4. A method for preparing a CsATF1 gene knockout mutant, comprising the following preparation steps of: introducing the CsATF1 gene knockout vector, constructed and obtained in claim 3 into a hevea brasiliensis colletotrichum protoplast, screening through a DCM medium containing Chlorimuron-ethyl, and then PCR validating to obtain the CsATF1 gene knockout mutant.

5. An application for preparing a bactericidal enhancer, by using the colletotrichum transcription factor CsATF1 comprising the nucleotide sequence shown in SEQ ID NO:1 and/or the protein containing an amino acid sequence shown in SEQ ID NO:2.
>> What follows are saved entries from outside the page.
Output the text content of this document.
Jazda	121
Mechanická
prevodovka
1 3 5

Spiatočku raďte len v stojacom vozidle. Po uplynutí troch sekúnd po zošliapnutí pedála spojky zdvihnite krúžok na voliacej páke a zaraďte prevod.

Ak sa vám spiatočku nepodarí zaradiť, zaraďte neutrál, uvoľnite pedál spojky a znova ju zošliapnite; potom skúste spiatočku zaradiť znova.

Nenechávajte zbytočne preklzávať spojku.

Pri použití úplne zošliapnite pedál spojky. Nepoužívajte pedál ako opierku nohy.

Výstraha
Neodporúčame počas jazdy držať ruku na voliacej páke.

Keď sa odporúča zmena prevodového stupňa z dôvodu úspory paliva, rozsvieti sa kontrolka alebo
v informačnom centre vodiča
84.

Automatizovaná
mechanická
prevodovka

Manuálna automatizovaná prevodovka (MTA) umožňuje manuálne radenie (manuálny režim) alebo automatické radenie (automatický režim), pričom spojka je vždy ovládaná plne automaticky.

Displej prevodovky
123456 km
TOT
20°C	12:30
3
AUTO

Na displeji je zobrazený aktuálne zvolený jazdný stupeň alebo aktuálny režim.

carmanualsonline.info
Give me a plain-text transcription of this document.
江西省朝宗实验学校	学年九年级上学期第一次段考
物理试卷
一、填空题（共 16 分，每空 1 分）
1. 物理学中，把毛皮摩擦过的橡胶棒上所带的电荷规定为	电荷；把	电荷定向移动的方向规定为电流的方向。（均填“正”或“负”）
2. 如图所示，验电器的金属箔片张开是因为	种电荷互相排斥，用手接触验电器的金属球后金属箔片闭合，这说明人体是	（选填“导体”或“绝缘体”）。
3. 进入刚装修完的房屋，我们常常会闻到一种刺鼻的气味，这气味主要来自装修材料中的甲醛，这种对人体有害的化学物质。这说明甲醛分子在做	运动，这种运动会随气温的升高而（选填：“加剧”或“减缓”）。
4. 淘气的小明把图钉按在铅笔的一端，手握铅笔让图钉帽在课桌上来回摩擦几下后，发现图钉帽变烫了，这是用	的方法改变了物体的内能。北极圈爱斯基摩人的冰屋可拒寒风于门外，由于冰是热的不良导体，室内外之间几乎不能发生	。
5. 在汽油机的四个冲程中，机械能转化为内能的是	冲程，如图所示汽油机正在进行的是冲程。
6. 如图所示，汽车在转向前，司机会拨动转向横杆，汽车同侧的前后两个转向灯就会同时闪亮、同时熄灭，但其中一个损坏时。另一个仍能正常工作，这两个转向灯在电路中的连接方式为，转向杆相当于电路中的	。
6. An application for regulating sensitivity of fungi to pyrrole agents, by using at least one of a colletotrichum transcription factor CsATF1 comprising a nucleotide sequence shown in SEQ ID NO: 1, a protein encoded by the colletotrichum transcription factor CsATF1 containing an amino acid sequence shown in SEQ ID NO:2, the CsATF1 gene knockout vector according to the claim 3 and a CsATF1 gene knockout mutant comprising a hevea brasiliensis colletotrichum protoplast, screening through a DCM medium containing Chlorimuron-ethyl, and then PCR validating to obtain the CsATF1 gene knockout mutant.